One of the biggest complaints I saw when researching A Beka was that they have too much seat work or bookwork. I do not exactly understand how this could be a turnoff when looking into arithmetic lessons for this age group. I just don’t. Isn’t adjusting everything to fit our individual children part of why we love homeschooling? So, instead of complaining about the extra steps they suggest, we teach the lesson as scheduled, allow her to work on the areas she needs to until she fully grasps the material, and then we move on. If she needs 3 worksheets and extra practice on a white board then we do it. If she only needs to watch me do it on the chalkboard and passes a speed drill without a blink of the eye then we move on quickly. When you start looking for curriculum, if you are wanting a full set that is laid out for you, try to remember that you can adjust things as your child needs. You do not have to complete every single page or you can always find creative ways to add more. Go with something you feel comfortable with and remember that every child learns in a different way and at a different pace.

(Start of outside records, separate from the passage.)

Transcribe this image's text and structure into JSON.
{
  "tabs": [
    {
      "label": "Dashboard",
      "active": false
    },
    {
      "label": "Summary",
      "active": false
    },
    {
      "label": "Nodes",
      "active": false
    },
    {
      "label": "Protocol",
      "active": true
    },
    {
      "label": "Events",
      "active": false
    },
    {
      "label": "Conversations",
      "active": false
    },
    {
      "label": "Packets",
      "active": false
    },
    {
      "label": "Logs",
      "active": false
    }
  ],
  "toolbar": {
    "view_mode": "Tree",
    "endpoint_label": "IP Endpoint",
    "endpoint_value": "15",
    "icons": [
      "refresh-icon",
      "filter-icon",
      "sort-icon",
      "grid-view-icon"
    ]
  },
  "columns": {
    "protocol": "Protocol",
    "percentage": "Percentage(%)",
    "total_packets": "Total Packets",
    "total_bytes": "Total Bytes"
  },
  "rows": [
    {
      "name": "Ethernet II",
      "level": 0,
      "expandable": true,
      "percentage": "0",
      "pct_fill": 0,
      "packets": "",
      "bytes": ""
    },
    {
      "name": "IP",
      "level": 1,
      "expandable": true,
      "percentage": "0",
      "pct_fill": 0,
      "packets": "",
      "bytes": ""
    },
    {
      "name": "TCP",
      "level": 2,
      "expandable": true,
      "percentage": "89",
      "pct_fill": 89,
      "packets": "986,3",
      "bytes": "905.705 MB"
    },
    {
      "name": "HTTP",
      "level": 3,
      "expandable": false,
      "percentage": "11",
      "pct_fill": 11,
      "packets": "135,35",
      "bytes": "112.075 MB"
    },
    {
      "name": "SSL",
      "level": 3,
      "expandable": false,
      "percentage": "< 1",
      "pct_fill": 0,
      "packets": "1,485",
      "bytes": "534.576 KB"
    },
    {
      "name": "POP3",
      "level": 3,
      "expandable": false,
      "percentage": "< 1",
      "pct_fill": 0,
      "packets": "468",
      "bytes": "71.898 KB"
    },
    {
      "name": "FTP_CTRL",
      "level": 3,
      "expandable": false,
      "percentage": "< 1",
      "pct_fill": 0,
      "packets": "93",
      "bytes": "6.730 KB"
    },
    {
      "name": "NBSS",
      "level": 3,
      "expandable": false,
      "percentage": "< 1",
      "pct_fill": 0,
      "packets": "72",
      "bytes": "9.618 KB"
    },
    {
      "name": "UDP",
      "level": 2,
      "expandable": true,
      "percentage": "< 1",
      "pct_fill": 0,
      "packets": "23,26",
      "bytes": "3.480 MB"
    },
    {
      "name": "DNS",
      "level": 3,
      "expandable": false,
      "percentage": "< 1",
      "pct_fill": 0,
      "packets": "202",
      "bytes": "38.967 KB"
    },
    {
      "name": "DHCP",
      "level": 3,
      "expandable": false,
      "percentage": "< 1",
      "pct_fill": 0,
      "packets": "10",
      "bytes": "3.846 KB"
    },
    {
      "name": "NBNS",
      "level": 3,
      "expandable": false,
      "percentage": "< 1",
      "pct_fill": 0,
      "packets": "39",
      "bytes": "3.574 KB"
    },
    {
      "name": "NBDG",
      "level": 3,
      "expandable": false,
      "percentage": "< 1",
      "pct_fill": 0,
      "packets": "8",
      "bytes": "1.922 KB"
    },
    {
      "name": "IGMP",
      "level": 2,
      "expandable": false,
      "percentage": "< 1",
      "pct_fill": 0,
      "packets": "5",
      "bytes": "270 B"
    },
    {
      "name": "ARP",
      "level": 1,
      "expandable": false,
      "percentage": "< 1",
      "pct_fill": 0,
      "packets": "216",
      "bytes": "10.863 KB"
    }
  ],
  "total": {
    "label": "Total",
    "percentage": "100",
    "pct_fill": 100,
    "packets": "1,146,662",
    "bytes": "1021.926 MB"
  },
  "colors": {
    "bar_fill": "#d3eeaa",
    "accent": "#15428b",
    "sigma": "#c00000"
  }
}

After settling on the two big items for this year, I started looking at the other subjects. I knew we wanted to teach our children about God and include Bible lessons as part of our routine. Honestly, I have still not found the perfect lesson plans for us when it comes to this but we do have some products that we will be incorporating into our days. We plan to read from our children’s devotional almost every morning and then will focus on sharing the stories that fit as holidays come and go. If you have any suggestions on this one, I am all ears. We do not want to push our children into their religion and faith but we do want to guide them along their spiritual journey with God. Ultimately, we feel that it needs to be their decision. We believe that a person’s walk with The Lord is much stronger when they are allowed to explore, question, and discover instead of simply memorizing and going along with things because “we say so”. I will share more of what we are doing and how this progresses as the year goes on.
Science, History, and Geography are all important parts of this year’s lesson plans. They will make up a good portion of our learning for fun, as well as Aryanna’s reading practice. We will be including several field trips, crafts, and countless books along the way. One of my favorite parts about teaching in unit studies (besides the ever changing subject matter) is that the books can be reused each year as we elaborate on what we learned the previous year. You can expect a lot of my posts to include a variety of ideas from what we did to how you could go farther or even how I plan to add to the lessons next year. For this year, I started out by pulling up several websites that list all of the holidays. I made a list of everything we wanted to study or celebrate for 2015-2016 including serious holidays (such as 4th of July and Thanksgiving), national celebrations that just seem neat (such as National Aviation Day or National Blueberry Month), and some silly days (such as national gummy bear day). From there, I marked these in our planner and filled in around the days with complimentary activities and other unit studies we want to complete. As I share week to week or month to month, you will begin to see just how it all fits together and maybe you will be able to note things to try out with your own crew! Excited to get started? You should be!